Selon Linux Mint, la grande majorité des débutants gagnent du temps avec les réglages recommandés, puis affinent plus tard les préférences système. Après le redémarrage, le premier réflexe consiste à appliquer les mises à jour et à vérifier les applications essentielles.
« J’ai remplacé mon ancien Windows sans ligne de commande, et tout s’est fait à la souris. J’ai surtout apprécié de récupérer un ordinateur plus rapide, sans devoir acheter une nouvelle machine. »
Marc D.
La découverte du nouvel environnement mène naturellement vers les usages quotidiens, car une installation réussie ne vaut que si le poste reste confortable au fil des semaines. C’est là que le choix des logiciels et des habitudes prend le relais.

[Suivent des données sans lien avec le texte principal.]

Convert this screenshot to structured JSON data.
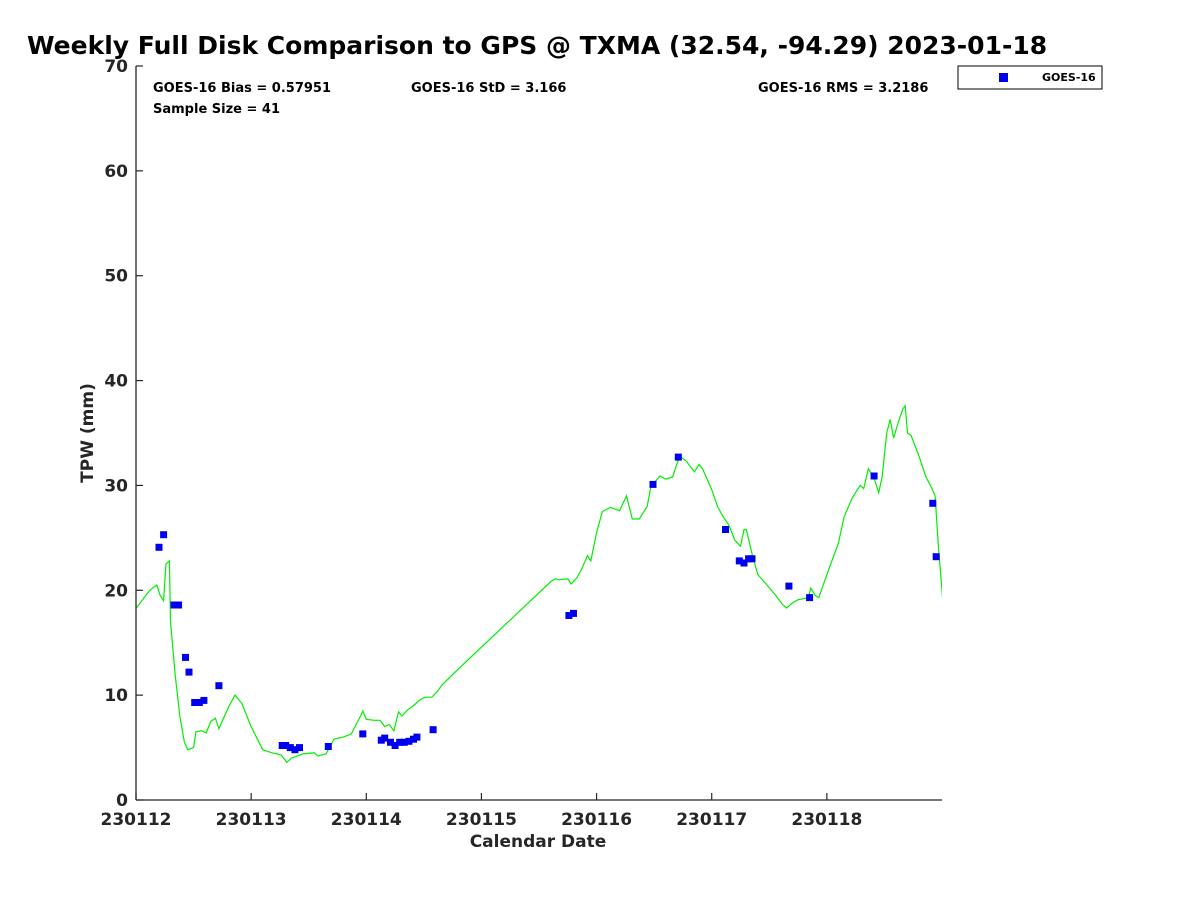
{
  "chart_data": {
    "type": "scatter",
    "title": "Weekly Full Disk Comparison to GPS @ TXMA (32.54, -94.29) 2023-01-18",
    "xlabel": "Calendar Date",
    "ylabel": "TPW (mm)",
    "xlim": [
      230112.0,
      230119.0
    ],
    "ylim": [
      0,
      70
    ],
    "x_ticks": [
      230112,
      230113,
      230114,
      230115,
      230116,
      230117,
      230118
    ],
    "x_tick_labels": [
      "230112",
      "230113",
      "230114",
      "230115",
      "230116",
      "230117",
      "230118"
    ],
    "y_ticks": [
      0,
      10,
      20,
      30,
      40,
      50,
      60,
      70
    ],
    "y_tick_labels": [
      "0",
      "10",
      "20",
      "30",
      "40",
      "50",
      "60",
      "70"
    ],
    "grid": false,
    "legend_position": "top-right, outside plot",
    "stats": {
      "bias": "GOES-16 Bias = 0.57951",
      "std": "GOES-16 StD = 3.166",
      "rms": "GOES-16 RMS = 3.2186",
      "sample": "Sample Size = 41"
    },
    "series": [
      {
        "name": "GOES-16",
        "kind": "scatter",
        "color": "#0000ee",
        "marker": "square",
        "points": [
          [
            230112.2,
            24.1
          ],
          [
            230112.24,
            25.3
          ],
          [
            230112.33,
            18.6
          ],
          [
            230112.37,
            18.6
          ],
          [
            230112.43,
            13.6
          ],
          [
            230112.46,
            12.2
          ],
          [
            230112.51,
            9.3
          ],
          [
            230112.55,
            9.3
          ],
          [
            230112.59,
            9.5
          ],
          [
            230112.72,
            10.9
          ],
          [
            230113.27,
            5.2
          ],
          [
            230113.3,
            5.2
          ],
          [
            230113.34,
            5.0
          ],
          [
            230113.38,
            4.8
          ],
          [
            230113.42,
            5.0
          ],
          [
            230113.67,
            5.1
          ],
          [
            230113.97,
            6.3
          ],
          [
            230114.13,
            5.7
          ],
          [
            230114.16,
            5.9
          ],
          [
            230114.21,
            5.5
          ],
          [
            230114.25,
            5.2
          ],
          [
            230114.29,
            5.5
          ],
          [
            230114.33,
            5.5
          ],
          [
            230114.37,
            5.6
          ],
          [
            230114.41,
            5.8
          ],
          [
            230114.44,
            6.0
          ],
          [
            230114.58,
            6.7
          ],
          [
            230115.76,
            17.6
          ],
          [
            230115.8,
            17.8
          ],
          [
            230116.49,
            30.1
          ],
          [
            230116.71,
            32.7
          ],
          [
            230117.12,
            25.8
          ],
          [
            230117.24,
            22.8
          ],
          [
            230117.28,
            22.6
          ],
          [
            230117.32,
            23.0
          ],
          [
            230117.35,
            23.0
          ],
          [
            230117.67,
            20.4
          ],
          [
            230117.85,
            19.3
          ],
          [
            230118.41,
            30.9
          ],
          [
            230118.92,
            28.3
          ],
          [
            230118.95,
            23.2
          ]
        ]
      },
      {
        "name": "",
        "kind": "line",
        "color": "#00ee00",
        "points": [
          [
            230111.98,
            18.0
          ],
          [
            230112.05,
            19.0
          ],
          [
            230112.12,
            20.0
          ],
          [
            230112.18,
            20.5
          ],
          [
            230112.21,
            19.5
          ],
          [
            230112.24,
            19.0
          ],
          [
            230112.26,
            22.5
          ],
          [
            230112.29,
            22.8
          ],
          [
            230112.3,
            17.0
          ],
          [
            230112.34,
            12.0
          ],
          [
            230112.38,
            8.0
          ],
          [
            230112.42,
            5.5
          ],
          [
            230112.45,
            4.8
          ],
          [
            230112.5,
            5.0
          ],
          [
            230112.52,
            6.5
          ],
          [
            230112.57,
            6.6
          ],
          [
            230112.61,
            6.4
          ],
          [
            230112.65,
            7.5
          ],
          [
            230112.69,
            7.8
          ],
          [
            230112.72,
            6.8
          ],
          [
            230112.76,
            7.8
          ],
          [
            230112.81,
            9.0
          ],
          [
            230112.86,
            10.0
          ],
          [
            230112.92,
            9.2
          ],
          [
            230113.0,
            7.0
          ],
          [
            230113.1,
            4.8
          ],
          [
            230113.18,
            4.5
          ],
          [
            230113.26,
            4.3
          ],
          [
            230113.31,
            3.6
          ],
          [
            230113.35,
            4.0
          ],
          [
            230113.45,
            4.4
          ],
          [
            230113.55,
            4.5
          ],
          [
            230113.58,
            4.2
          ],
          [
            230113.65,
            4.4
          ],
          [
            230113.72,
            5.8
          ],
          [
            230113.8,
            6.0
          ],
          [
            230113.87,
            6.3
          ],
          [
            230113.95,
            8.0
          ],
          [
            230113.97,
            8.5
          ],
          [
            230114.0,
            7.7
          ],
          [
            230114.07,
            7.6
          ],
          [
            230114.12,
            7.6
          ],
          [
            230114.16,
            7.0
          ],
          [
            230114.2,
            7.2
          ],
          [
            230114.24,
            6.6
          ],
          [
            230114.28,
            8.4
          ],
          [
            230114.31,
            8.0
          ],
          [
            230114.36,
            8.6
          ],
          [
            230114.41,
            9.0
          ],
          [
            230114.46,
            9.5
          ],
          [
            230114.51,
            9.8
          ],
          [
            230114.57,
            9.8
          ],
          [
            230114.62,
            10.4
          ],
          [
            230114.66,
            11.0
          ],
          [
            230114.8,
            12.5
          ],
          [
            230115.6,
            20.8
          ],
          [
            230115.64,
            21.1
          ],
          [
            230115.67,
            21.0
          ],
          [
            230115.75,
            21.1
          ],
          [
            230115.78,
            20.6
          ],
          [
            230115.83,
            21.2
          ],
          [
            230115.87,
            22.0
          ],
          [
            230115.92,
            23.3
          ],
          [
            230115.95,
            22.8
          ],
          [
            230116.0,
            25.5
          ],
          [
            230116.05,
            27.5
          ],
          [
            230116.12,
            27.9
          ],
          [
            230116.2,
            27.6
          ],
          [
            230116.26,
            29.0
          ],
          [
            230116.31,
            26.8
          ],
          [
            230116.37,
            26.8
          ],
          [
            230116.44,
            28.0
          ],
          [
            230116.47,
            29.8
          ],
          [
            230116.52,
            30.5
          ],
          [
            230116.55,
            30.9
          ],
          [
            230116.6,
            30.6
          ],
          [
            230116.66,
            30.8
          ],
          [
            230116.72,
            32.8
          ],
          [
            230116.78,
            32.3
          ],
          [
            230116.85,
            31.3
          ],
          [
            230116.89,
            32.0
          ],
          [
            230116.92,
            31.6
          ],
          [
            230116.96,
            30.6
          ],
          [
            230117.0,
            29.6
          ],
          [
            230117.05,
            28.0
          ],
          [
            230117.1,
            27.0
          ],
          [
            230117.15,
            26.2
          ],
          [
            230117.2,
            24.8
          ],
          [
            230117.25,
            24.2
          ],
          [
            230117.28,
            25.8
          ],
          [
            230117.3,
            25.8
          ],
          [
            230117.35,
            23.5
          ],
          [
            230117.4,
            21.5
          ],
          [
            230117.48,
            20.5
          ],
          [
            230117.55,
            19.6
          ],
          [
            230117.61,
            18.7
          ],
          [
            230117.65,
            18.3
          ],
          [
            230117.7,
            18.8
          ],
          [
            230117.75,
            19.1
          ],
          [
            230117.8,
            19.2
          ],
          [
            230117.84,
            19.3
          ],
          [
            230117.86,
            20.2
          ],
          [
            230117.9,
            19.5
          ],
          [
            230117.93,
            19.3
          ],
          [
            230118.0,
            21.5
          ],
          [
            230118.1,
            24.5
          ],
          [
            230118.15,
            27.0
          ],
          [
            230118.2,
            28.3
          ],
          [
            230118.22,
            28.8
          ],
          [
            230118.26,
            29.5
          ],
          [
            230118.29,
            30.0
          ],
          [
            230118.32,
            29.7
          ],
          [
            230118.36,
            31.6
          ],
          [
            230118.41,
            30.7
          ],
          [
            230118.45,
            29.3
          ],
          [
            230118.48,
            30.8
          ],
          [
            230118.52,
            35.0
          ],
          [
            230118.55,
            36.3
          ],
          [
            230118.58,
            34.5
          ],
          [
            230118.62,
            36.0
          ],
          [
            230118.66,
            37.3
          ],
          [
            230118.68,
            37.6
          ],
          [
            230118.7,
            35.0
          ],
          [
            230118.73,
            34.8
          ],
          [
            230118.8,
            32.8
          ],
          [
            230118.86,
            30.8
          ],
          [
            230118.9,
            30.0
          ],
          [
            230118.94,
            29.0
          ],
          [
            230118.97,
            24.0
          ],
          [
            230119.0,
            20.0
          ],
          [
            230119.02,
            17.0
          ]
        ]
      }
    ]
  }
}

Utiliser Linux au quotidien après la migration système
Une fois le système installé, l’objectif n’est plus seulement de démarrer, mais de travailler sans rupture. Les suites bureautiques libres, Firefox, VLC, GIMP ou LibreOffice couvrent déjà une grande partie des besoins courants.

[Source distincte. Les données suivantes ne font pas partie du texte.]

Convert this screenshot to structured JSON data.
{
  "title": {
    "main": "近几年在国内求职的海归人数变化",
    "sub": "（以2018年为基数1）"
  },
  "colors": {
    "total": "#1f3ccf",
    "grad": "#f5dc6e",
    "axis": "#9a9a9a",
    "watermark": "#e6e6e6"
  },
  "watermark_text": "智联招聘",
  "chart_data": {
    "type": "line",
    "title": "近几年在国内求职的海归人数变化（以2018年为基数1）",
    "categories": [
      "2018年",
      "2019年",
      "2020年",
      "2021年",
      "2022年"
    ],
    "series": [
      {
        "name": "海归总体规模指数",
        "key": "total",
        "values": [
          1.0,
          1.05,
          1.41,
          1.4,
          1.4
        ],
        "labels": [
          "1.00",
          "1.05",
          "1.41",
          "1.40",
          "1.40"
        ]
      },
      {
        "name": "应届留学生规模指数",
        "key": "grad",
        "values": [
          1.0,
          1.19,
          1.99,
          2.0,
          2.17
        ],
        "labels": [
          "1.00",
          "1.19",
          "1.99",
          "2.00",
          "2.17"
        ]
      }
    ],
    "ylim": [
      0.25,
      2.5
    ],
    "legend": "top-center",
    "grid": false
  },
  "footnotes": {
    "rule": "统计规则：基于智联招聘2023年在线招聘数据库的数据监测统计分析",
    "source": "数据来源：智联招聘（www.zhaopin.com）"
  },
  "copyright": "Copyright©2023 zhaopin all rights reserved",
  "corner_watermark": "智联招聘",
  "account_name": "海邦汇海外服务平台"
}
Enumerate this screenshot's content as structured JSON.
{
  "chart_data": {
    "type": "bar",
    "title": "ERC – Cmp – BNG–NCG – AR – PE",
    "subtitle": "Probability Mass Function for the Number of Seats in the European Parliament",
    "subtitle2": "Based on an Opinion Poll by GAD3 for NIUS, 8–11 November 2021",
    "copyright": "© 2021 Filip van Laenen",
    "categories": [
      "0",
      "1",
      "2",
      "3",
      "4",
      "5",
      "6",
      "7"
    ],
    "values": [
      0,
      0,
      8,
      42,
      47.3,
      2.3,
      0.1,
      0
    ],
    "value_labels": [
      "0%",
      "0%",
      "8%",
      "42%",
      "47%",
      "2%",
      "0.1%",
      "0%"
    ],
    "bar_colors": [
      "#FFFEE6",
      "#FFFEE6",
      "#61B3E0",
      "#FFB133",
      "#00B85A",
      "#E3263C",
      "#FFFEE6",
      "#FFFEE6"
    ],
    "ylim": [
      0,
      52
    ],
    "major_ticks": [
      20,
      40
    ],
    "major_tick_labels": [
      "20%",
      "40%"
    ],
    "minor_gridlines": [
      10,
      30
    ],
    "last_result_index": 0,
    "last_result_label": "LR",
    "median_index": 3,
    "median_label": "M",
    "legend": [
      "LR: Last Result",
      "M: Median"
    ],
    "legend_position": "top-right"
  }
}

La communauté joue aussi un rôle central, car les réponses sont nombreuses sur les forums, les wikis et les vidéos pédagogiques. Selon la fondation Linux Mint, cet accompagnement réduit nettement le temps d’adaptation, surtout quand on vient d’un environnement Windows.

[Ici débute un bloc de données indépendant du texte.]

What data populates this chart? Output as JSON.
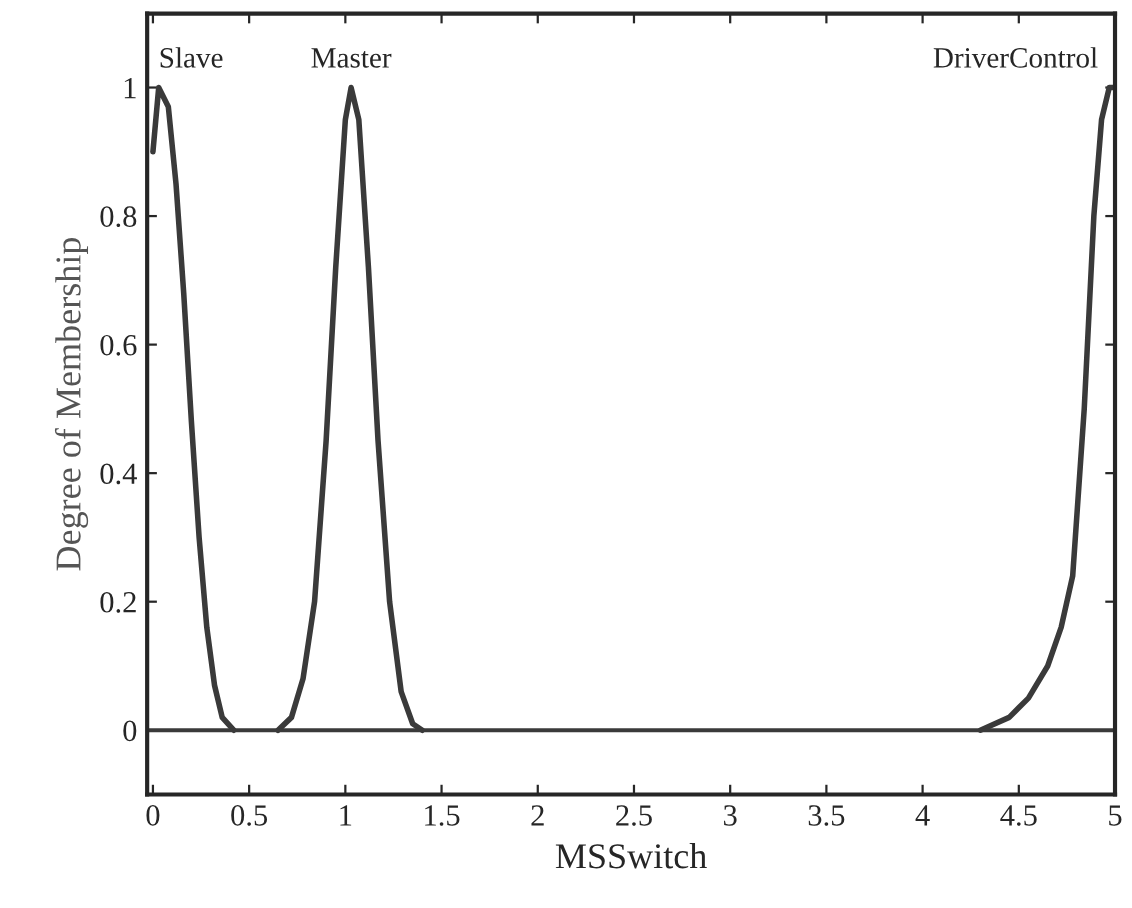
{
  "chart_data": {
    "type": "line",
    "xlabel": "MSSwitch",
    "ylabel": "Degree of Membership",
    "xlim": [
      -0.03,
      5
    ],
    "ylim": [
      -0.1,
      1.115
    ],
    "xticks": [
      0,
      0.5,
      1,
      1.5,
      2,
      2.5,
      3,
      3.5,
      4,
      4.5,
      5
    ],
    "yticks": [
      0,
      0.2,
      0.4,
      0.6,
      0.8,
      1
    ],
    "grid": false,
    "legend": false,
    "marker": "none",
    "line_style": "solid",
    "ref_lines": [
      {
        "axis": "y",
        "value": 0,
        "color": "#3a3a3a"
      }
    ],
    "series": [
      {
        "name": "Slave",
        "color": "#3a3a3a",
        "x": [
          0,
          0.03,
          0.08,
          0.12,
          0.16,
          0.2,
          0.24,
          0.28,
          0.32,
          0.36,
          0.42
        ],
        "values": [
          0.9,
          1,
          0.97,
          0.85,
          0.68,
          0.48,
          0.3,
          0.16,
          0.07,
          0.02,
          0
        ]
      },
      {
        "name": "Master",
        "color": "#3a3a3a",
        "x": [
          0.65,
          0.72,
          0.78,
          0.84,
          0.9,
          0.95,
          1.0,
          1.03,
          1.07,
          1.12,
          1.17,
          1.23,
          1.29,
          1.35,
          1.4
        ],
        "values": [
          0,
          0.02,
          0.08,
          0.2,
          0.45,
          0.72,
          0.95,
          1,
          0.95,
          0.72,
          0.45,
          0.2,
          0.06,
          0.01,
          0
        ]
      },
      {
        "name": "DriverControl",
        "color": "#3a3a3a",
        "x": [
          4.3,
          4.45,
          4.55,
          4.65,
          4.72,
          4.78,
          4.84,
          4.89,
          4.93,
          4.97,
          5
        ],
        "values": [
          0,
          0.02,
          0.05,
          0.1,
          0.16,
          0.24,
          0.5,
          0.8,
          0.95,
          1,
          1
        ]
      }
    ]
  }
}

Retrouver ses repères avec les applications courantes
Le quotidien devient plus simple lorsque l’on retrouve ses gestes habituels dans un bureau graphique clair. Un utilisateur de bureau peut ouvrir sa messagerie, ses documents et ses vidéos sans dépendre d’outils propriétaires complexes.
Pour les besoins plus spécifiques, certaines applications Windows passent parfois par Bottles, tandis que d’autres fonctionnent mieux dans une version web. Ce compromis évite bien des blocages et rend la migration système plus souple.
« J’utilise Linux depuis des mois pour la bureautique et le web, et je n’ai jamais regretté le changement. Le démarrage est plus rapide, et mes tâches quotidiennes restent fluides. »
Claire M.
Garder un système propre, rapide et durable
Les premières semaines servent souvent à ajuster les habitudes, installer les bons logiciels et supprimer ce qui ne sert pas. Ce travail discret améliore la stabilité, surtout sur les machines plus anciennes.
Un système bien maintenu conserve ses atouts de départ : sobriété matérielle, mises à jour régulières et souplesse d’usage. Ce dernier point aide autant les personnes qui Installer Linux pour la première fois que celles qui veulent simplement remplacer Windows 10 durablement.
« J’avais peur de perdre mes fichiers, mais la sauvegarde et l’installation guidée m’ont rassuré. En quelques heures, mon ordinateur avait retrouvé une seconde jeunesse. »
Sophie R.
« Linux m’a permis de garder un vieux PC utile pour le travail et les vidéos. Pour un usage courant, le gain de vitesse et de simplicité est très net. »
Julien P.
Source : Ubuntu, « Installation », Ubuntu Documentation, 2026 ; Linux Mint, « Installation Guide », Linux Mint Documentation, 2026 ; DistroSea, « Test Linux distributions online », DistroSea, 2026.